The Castle of Zahara de los Atunes and Palace of Jadraza (Spanish: El Castillo de Zahara de los Atunes. Palacio de la Jadraza) is a medieval castle on Spain's coast. Located in Barbate and Zahara de los Atunes, Spain, it protected the local Almadraba tuna traps as well as having a wider strategic role.

It is known by several alternative names including Fortaleza o Castillo de la Chanca, Fortaleza y Casa Chanca, Palacio de las Pilas, Castillo de Jadraza & Palacio Real de la Almadraba.

==History==
In 1294, King Sancho IV of Castile granted a licence to Don Alonso Pérez de Guzmán to build traps for tuna fishing in reward for his heroic defense of Tarifa. This activity in this area has a history dating back to Phoenician and Roman times. Guzman fisheries in Zahara de los Atunes and Conil de la Frontera were for centuries the most productive in Europe provoking the development of important auxiliary buildings.

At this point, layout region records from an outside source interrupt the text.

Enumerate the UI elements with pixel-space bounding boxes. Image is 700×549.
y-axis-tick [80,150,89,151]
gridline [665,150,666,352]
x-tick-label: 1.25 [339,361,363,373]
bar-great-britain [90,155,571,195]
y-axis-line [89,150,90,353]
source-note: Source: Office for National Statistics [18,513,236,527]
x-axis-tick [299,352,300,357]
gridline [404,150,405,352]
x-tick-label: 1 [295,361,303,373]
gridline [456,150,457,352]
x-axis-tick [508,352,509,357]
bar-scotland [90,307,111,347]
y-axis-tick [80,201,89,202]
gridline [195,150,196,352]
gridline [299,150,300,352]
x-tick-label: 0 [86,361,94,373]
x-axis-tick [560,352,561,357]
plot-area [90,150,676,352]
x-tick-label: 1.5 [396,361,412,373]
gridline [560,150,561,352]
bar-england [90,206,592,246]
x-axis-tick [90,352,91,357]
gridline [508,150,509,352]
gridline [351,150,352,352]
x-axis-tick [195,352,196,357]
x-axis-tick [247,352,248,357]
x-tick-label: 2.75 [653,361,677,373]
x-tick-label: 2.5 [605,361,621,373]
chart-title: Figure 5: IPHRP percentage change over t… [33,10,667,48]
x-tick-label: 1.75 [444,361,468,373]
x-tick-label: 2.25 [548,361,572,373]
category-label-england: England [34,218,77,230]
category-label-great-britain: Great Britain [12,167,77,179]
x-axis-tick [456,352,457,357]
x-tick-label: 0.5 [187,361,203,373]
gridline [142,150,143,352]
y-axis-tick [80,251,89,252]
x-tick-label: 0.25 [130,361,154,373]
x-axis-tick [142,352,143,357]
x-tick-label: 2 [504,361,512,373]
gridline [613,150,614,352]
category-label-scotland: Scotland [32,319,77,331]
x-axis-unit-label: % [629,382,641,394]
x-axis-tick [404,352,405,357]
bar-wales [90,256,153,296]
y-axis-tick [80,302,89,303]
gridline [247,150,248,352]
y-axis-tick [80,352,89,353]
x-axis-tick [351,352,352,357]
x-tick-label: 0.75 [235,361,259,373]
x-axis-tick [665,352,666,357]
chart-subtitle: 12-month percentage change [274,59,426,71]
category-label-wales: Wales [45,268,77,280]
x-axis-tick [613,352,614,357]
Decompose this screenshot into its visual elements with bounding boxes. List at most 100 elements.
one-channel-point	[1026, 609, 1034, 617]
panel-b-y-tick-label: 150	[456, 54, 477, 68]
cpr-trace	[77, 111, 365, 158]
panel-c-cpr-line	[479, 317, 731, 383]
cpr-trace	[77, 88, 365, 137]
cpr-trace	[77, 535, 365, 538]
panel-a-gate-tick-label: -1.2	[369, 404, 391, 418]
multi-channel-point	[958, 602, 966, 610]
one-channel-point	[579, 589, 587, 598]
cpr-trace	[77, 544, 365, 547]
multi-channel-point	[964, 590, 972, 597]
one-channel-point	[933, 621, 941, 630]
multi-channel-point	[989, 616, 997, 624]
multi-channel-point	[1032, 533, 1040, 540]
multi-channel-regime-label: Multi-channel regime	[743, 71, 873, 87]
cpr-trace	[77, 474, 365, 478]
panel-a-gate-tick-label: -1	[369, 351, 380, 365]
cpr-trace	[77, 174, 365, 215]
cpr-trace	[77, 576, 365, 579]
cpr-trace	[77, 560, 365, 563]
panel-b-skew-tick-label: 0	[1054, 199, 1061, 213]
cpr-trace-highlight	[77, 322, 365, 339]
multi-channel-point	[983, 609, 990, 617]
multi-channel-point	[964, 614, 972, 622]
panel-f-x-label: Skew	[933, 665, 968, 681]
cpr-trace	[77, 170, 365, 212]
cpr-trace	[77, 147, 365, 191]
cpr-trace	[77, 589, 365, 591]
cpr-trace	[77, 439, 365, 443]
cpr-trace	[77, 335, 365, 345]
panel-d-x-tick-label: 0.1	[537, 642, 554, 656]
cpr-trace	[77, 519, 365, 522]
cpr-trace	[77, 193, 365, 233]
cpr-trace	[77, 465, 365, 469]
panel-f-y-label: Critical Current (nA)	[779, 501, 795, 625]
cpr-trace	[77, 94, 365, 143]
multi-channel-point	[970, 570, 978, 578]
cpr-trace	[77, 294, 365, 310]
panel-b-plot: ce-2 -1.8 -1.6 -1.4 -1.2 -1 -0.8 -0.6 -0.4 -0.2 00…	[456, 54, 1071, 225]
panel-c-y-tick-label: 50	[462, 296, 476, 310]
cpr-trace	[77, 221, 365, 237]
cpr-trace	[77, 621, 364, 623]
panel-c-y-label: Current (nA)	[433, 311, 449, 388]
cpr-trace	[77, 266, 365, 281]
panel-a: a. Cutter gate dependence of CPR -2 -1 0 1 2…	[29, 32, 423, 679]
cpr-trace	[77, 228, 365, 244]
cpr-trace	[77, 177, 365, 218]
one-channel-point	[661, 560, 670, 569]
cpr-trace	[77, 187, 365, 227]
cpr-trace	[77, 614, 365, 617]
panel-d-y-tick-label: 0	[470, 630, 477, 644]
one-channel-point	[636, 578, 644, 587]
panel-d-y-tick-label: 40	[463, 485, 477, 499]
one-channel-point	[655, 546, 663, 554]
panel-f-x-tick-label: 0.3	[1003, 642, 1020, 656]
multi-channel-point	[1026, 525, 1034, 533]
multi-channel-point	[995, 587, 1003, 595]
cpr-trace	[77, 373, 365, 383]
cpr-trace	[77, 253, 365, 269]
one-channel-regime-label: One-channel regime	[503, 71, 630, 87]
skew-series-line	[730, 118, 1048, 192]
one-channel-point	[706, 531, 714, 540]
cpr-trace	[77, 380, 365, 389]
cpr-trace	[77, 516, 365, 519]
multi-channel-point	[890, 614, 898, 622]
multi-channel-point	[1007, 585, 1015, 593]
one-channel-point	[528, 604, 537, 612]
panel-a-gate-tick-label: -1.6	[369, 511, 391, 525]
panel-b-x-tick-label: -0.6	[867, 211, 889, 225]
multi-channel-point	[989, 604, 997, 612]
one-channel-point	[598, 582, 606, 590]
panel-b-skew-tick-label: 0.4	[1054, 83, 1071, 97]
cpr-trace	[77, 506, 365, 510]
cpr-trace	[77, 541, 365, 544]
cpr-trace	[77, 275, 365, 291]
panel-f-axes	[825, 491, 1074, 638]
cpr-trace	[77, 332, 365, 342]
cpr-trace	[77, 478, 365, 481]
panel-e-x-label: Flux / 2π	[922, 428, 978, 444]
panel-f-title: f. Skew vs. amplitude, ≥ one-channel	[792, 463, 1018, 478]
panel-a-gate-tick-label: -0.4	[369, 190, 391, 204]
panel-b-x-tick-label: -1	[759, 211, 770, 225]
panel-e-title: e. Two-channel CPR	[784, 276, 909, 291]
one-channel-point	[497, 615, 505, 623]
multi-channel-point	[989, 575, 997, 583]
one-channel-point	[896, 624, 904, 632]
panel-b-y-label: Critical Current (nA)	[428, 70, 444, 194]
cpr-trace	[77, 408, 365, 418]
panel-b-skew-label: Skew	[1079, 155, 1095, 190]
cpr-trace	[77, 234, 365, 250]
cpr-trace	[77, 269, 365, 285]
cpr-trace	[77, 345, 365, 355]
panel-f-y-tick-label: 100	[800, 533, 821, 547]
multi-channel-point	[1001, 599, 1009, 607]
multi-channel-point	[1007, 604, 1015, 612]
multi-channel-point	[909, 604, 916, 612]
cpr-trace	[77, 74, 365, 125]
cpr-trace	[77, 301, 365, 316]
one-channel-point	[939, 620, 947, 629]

The Palace served three functions: as a fortified castle to protect against Barbary pirates, a residential palace during the Tuna Season and a processing plant to deal with the tuna.

Its location at a strategic point of the Strait of Gibraltar has been given prominence in numerous historical events, and it maintains a continued presence in coastal mapping.

In the twentieth century the building was used by the fishing industry before becoming a barracks. The building was declared Bien de Interés Cultural in 2004.

==Structure==
Building is a square structure defined by four defensive walls with parapet surmounted with a narrow walkway. In the north-west corner is the so-called Torre de Poniente which has an inner chamber beneath a high domed roof also with a parapet. In the north-east are the remains of de la Torre de Levante. Both towers were designed as corbelled spaces to overlook the defensive curtain walls.

The main gateway is located in the west wall, the two sea gates are in the south, which originally also provided access to large patio inner enclosure of the building. In the twentieth century 'New Gate' was added in the north wall, where there are also various other piercings introduced for practical reasons as the use of the building developed over time.

The factory is made of regular masonry blocks with lime grout and pebbles. The corners boast reinforced stonework. The three original stone doors were of generous proportions with arches and keystones . At the sea gates, two separate buttresses of considerable thickness are arranged inward to reinforce them in their defensive mission.